Blue Faced Leicester or BFL, has a wonderful luster and natural sheen. It absolutely loves to absorb dye and blended with other fibers gives life to duller fibers. It’s one of the most ubiquitous fibers out there, just google it and you can find it anywhere. BFL is a great fiber for beginners, no need to card the fiber, you can pull straight from the length of top and away you go. At 24-27 microns, you can get a good grip on it and still enjoy the creamy softness.
Cheviot was first imported to the US in 1838 and look like the breed of sheep from the movie Babe. With a bold crimp and blocky staple, this fiber takes in dye really well with less sheen than most longwools. At 27-33 microns it's more durable than lustrous so this fiber is better for your more hard wearing items.
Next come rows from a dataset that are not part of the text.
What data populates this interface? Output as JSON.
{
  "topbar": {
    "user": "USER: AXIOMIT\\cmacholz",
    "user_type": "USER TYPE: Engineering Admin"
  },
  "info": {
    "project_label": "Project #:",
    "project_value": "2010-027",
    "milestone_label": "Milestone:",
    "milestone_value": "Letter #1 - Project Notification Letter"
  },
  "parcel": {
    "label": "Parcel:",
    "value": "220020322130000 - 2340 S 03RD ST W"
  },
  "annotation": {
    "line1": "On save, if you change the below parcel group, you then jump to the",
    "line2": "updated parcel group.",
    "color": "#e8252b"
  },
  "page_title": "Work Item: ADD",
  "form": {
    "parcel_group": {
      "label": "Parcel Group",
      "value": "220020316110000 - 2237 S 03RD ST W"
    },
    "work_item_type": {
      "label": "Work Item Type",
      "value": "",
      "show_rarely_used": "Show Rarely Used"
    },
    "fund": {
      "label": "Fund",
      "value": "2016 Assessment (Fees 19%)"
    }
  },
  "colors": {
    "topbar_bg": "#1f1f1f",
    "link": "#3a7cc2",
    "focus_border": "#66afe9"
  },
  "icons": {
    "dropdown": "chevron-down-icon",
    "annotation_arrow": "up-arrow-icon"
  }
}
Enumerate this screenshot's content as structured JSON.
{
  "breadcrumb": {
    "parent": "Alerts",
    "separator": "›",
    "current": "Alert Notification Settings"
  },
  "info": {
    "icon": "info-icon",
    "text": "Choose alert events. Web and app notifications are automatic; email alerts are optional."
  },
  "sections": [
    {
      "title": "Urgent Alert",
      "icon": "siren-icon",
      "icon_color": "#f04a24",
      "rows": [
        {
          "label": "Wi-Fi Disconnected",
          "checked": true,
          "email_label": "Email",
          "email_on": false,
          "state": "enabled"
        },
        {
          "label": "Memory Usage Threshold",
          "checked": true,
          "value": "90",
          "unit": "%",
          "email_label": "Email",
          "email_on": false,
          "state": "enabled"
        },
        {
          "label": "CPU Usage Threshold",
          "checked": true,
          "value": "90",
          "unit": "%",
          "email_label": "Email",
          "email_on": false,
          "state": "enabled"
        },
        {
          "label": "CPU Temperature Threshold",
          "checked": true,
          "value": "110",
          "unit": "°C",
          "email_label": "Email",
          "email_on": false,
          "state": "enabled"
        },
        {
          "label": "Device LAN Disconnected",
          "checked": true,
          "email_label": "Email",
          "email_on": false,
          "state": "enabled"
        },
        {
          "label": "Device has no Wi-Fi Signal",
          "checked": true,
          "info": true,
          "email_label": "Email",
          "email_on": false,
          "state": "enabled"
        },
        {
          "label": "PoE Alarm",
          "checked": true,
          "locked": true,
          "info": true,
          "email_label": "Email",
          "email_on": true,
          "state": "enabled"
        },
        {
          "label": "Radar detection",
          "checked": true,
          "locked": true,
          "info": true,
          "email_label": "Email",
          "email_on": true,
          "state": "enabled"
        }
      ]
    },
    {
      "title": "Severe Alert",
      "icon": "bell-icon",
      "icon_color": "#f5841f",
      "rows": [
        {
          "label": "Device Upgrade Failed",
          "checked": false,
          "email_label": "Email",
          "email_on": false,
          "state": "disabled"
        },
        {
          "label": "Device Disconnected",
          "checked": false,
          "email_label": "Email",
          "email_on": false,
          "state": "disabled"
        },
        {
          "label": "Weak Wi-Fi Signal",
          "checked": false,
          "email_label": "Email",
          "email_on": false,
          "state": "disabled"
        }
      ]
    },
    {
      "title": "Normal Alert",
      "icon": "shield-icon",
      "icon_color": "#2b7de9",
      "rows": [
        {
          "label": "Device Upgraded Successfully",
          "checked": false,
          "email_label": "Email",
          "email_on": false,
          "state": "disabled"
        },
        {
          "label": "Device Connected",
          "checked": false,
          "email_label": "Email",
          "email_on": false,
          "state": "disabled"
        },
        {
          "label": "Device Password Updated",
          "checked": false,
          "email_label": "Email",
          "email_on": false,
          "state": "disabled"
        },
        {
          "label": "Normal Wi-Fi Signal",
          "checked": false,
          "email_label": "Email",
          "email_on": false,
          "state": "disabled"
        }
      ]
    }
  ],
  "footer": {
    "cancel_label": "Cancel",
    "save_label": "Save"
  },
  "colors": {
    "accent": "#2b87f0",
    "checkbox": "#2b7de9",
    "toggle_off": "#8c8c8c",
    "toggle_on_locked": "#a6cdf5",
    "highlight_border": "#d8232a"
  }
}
Falkland is not an actual breed. These sheep are a cross of Polwarth, Merino and Corriedale. Since they come from an island, they have no known diseases and no chemicals used for pest control. The staple length at 3-4 inches and a wide micron range from 18-33 make them a versatile wool that is easy to spin and good for a variety of garments.
Wensleydale are made up of Teeswater blended with Leicesters and can be traced back to a single ancestor! These long curly ringlet locks only need a small amount of twist. This fiber produces shiny lustrous 7-12 inch staples at 30-36 microns. It knits up into a textural yarn that works really well for weaving without much air or fluffiness.